La croce di Iqrit: le radici profonde non gelano
Centro studi Giuseppe Federici – Per una nuova insorgenza
Comunicato n. 1/12 del 2 gennaio 2012, Ss. Nome di Gesù
La croce di Iqrit: le radici profonde non gelano
Il primo comunicato del 2012 vuole ricordare la drammatica situazione in cui vivono i cattolici della Terra Santa, dimenticati dall’Occidente mondialista.
A partire dal 1948 lo stato israeliano ha raso al suolo centinaia di villaggi palestinesi, tra cui diverse decine di villaggi cristiani. Uno di questi era Iqrit, nel nord della Galilea, che fu distrutto dalle truppe sioniste il giorno di Natale del 1951. Furono risparmiati solamente la chiesetta greco-cattolica e il cimitero.
Il 25 dicembre 2011 come ogni anno la popolazione originaria di Iqrit ha partecipato alla funzione di Natale rivendicando il proprio diritto di ricostruire il villaggio. Sulla vicenda di Iqrit segnaliamo due video e un articolo.
1) Il Natale di Iqrit
2) Iqrit, il villaggio fantasma
3) Il villaggio fantasma. Al di là del check point
di Alessandro Belotti
Mentre scrivo sono seduto laddove un tempo sorgeva una scuola. Di quella stessa istituzione scolastica, che tutti abbiamo frequentato nella nostra infanzia, non rimane che un cartello. Mi trovo ad Iqrit, un villaggio arabo-cristiano situato a 25 chilometri da Akko (la gloriosa San Giovanni d’Acri,ndr) e raso al suolo dall’esercito israeliano nel 1951, a pochi anni di distanza dalla fondazione dello Stato di Israele.
Dalla collina su cui si erge la chiesa, unico edificio “graziato” dall’esplosivo israeliano, si vede il Libano, terra verde ma rossa di sangue, analogamente a quella d’Israele. Proprio qui ad Iqrit, coloro che vi abitavano prima dello sgombero forzato e i loro discendenti, si ritrovano una volta al mese per pregare, in quanto la considerano ancora casa loro, sentono che le loro radici appartengono a questo luogo, dove un tempo c’era vita mentre oggi soltanto sassi.
Grazie a loro, il cuore di questo paese pulsa ancora e questa è una di quelle cose che nemmeno la crudeltà umana potrà mai distruggere. Il parroco di Iqrit mentre mi racconta la drammatica storia del villaggio, mi indica da un lato il confine con il Libano e dall’altro il cimitero, l’altro luogo rimasto intatto che è diventato un simbolo assai triste della loro condizione di esuli. “Possiamo tornare qui solo da morti”, mi confida sorridendo mentre i suoi occhi trasudano tristezza. Le sofferenze di questa popolazione sono state indicibili, eppure hanno avuto la forza di andare avanti, di ricostruirsi una vita altrove per assicurare un futuro ai loro figli: non dimenticano, né tantomeno si rassegnano a non veder mai applicata quella giustizia terrena che pur gli aveva dato ragione.

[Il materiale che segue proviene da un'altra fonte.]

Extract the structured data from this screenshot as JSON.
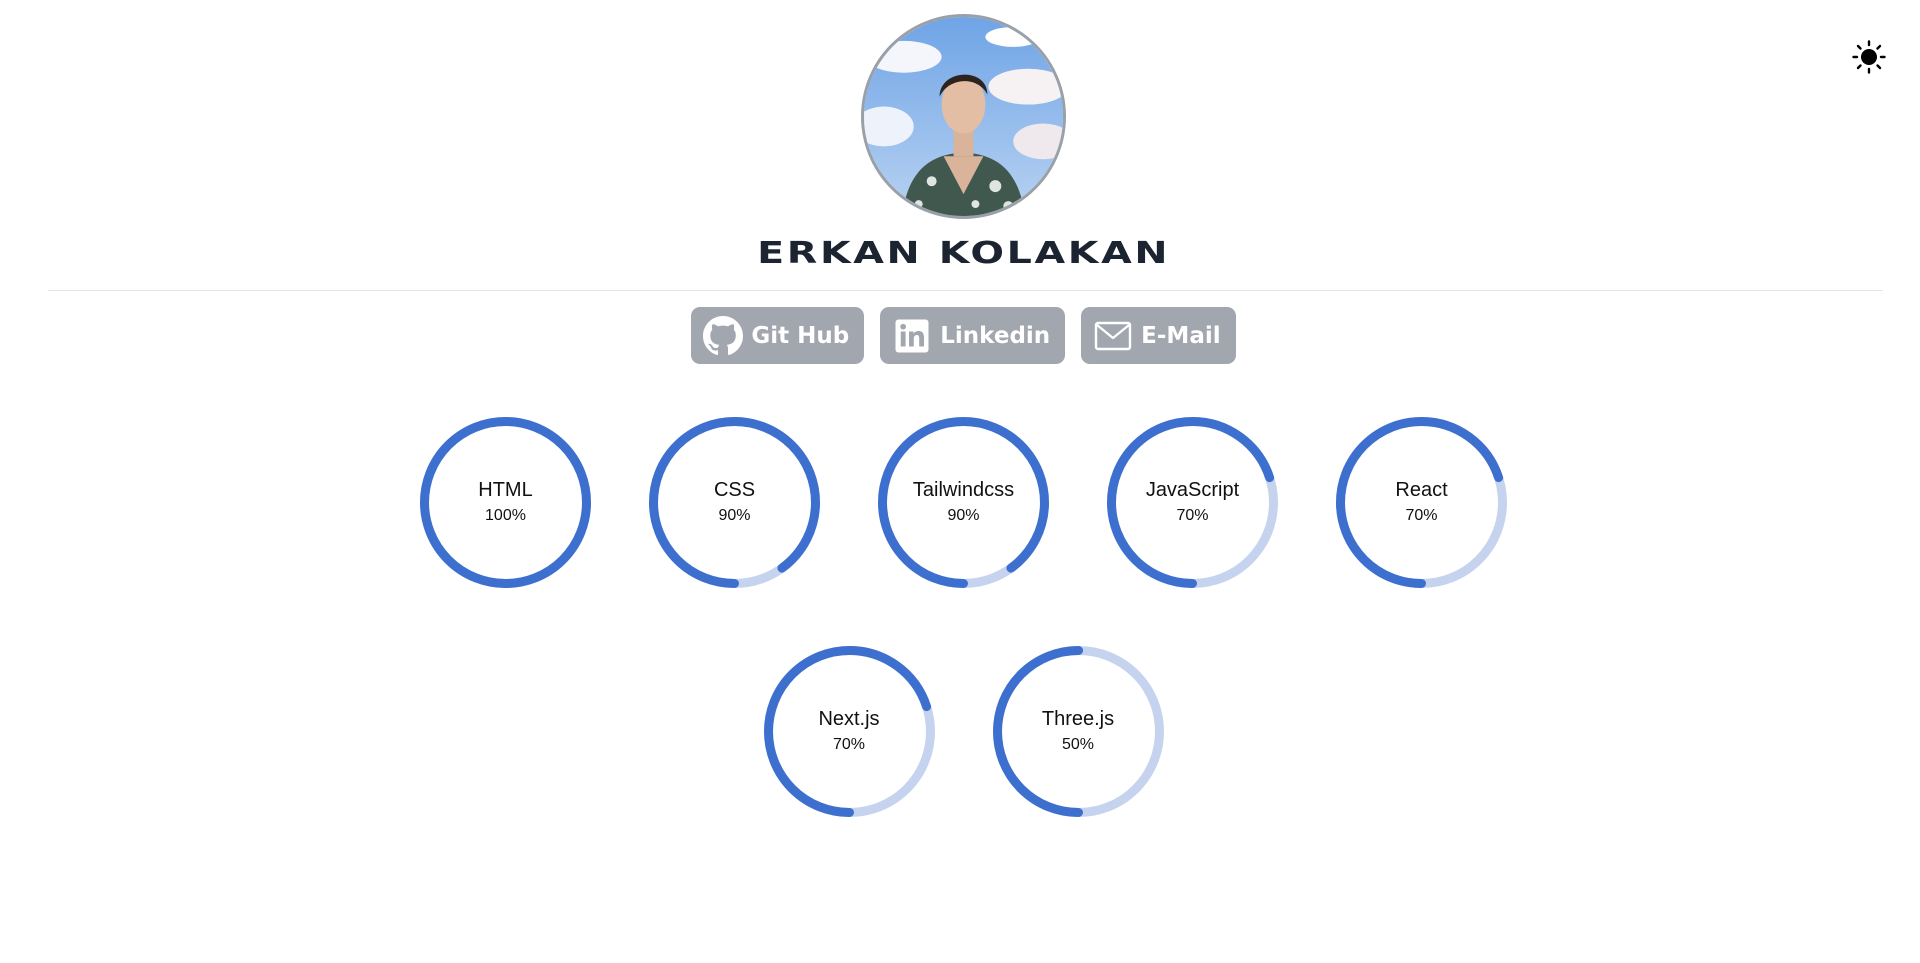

Mi ha colpito molto la determinazione, l’attaccamento alla terra e anche la grande dignità con cui questa gente ha affrontato uno dei drammi peggiori per una popolazione e per qualsiasi essere umano: quello di essere scacciati dalla propria casa. Persino le foto di come si presentava il villaggio prima della sua distruzione sono rare, perchè l’evacuazione è avvenuta in tempi molto rapidi e i soldati avevano assicurato loro che sarebbero potuti tornare dopo solo 15 giorni: sono passati, invece, 60 anni.
Gli abitanti però, non fidandosi solo della parola degli ufficiali dell’esercito israeliano, chiesero che quel patto venisse messo per iscritto: proprio quelle carte hanno costituito una prova inequivocabile nel processo con il quale la popolazione di Iqrit chiedeva il rispetto dei propri dirittti. Nel 1951 infatti, la Corte suprema israeliana riconobbe alla popolazione di Iqrit il diritto a fare ritorno alle proprie case, dopo che, tre anni prima, erano stati scacciati per “motivi di sicurezza”.
Il governo doveva quindi autorizzare gli abitanti a fare ritorno, ma decise di provvedere in altro modo, ovvero autorizzando l’esercito a radere al suolo il villaggio. Iqrit è divenuto un simbolo dei soprusi subiti dai palestinesi dal 1948 ad oggi e il cartello all’entrata del villaggio è esemplificativo in questo senso: “Benvenuti a Iqrit, giustizia per Iqrit”. Non vogliono dimenticare, chiedono soltanto giustizia per quello che gli è stato fatto. E io sono con loro.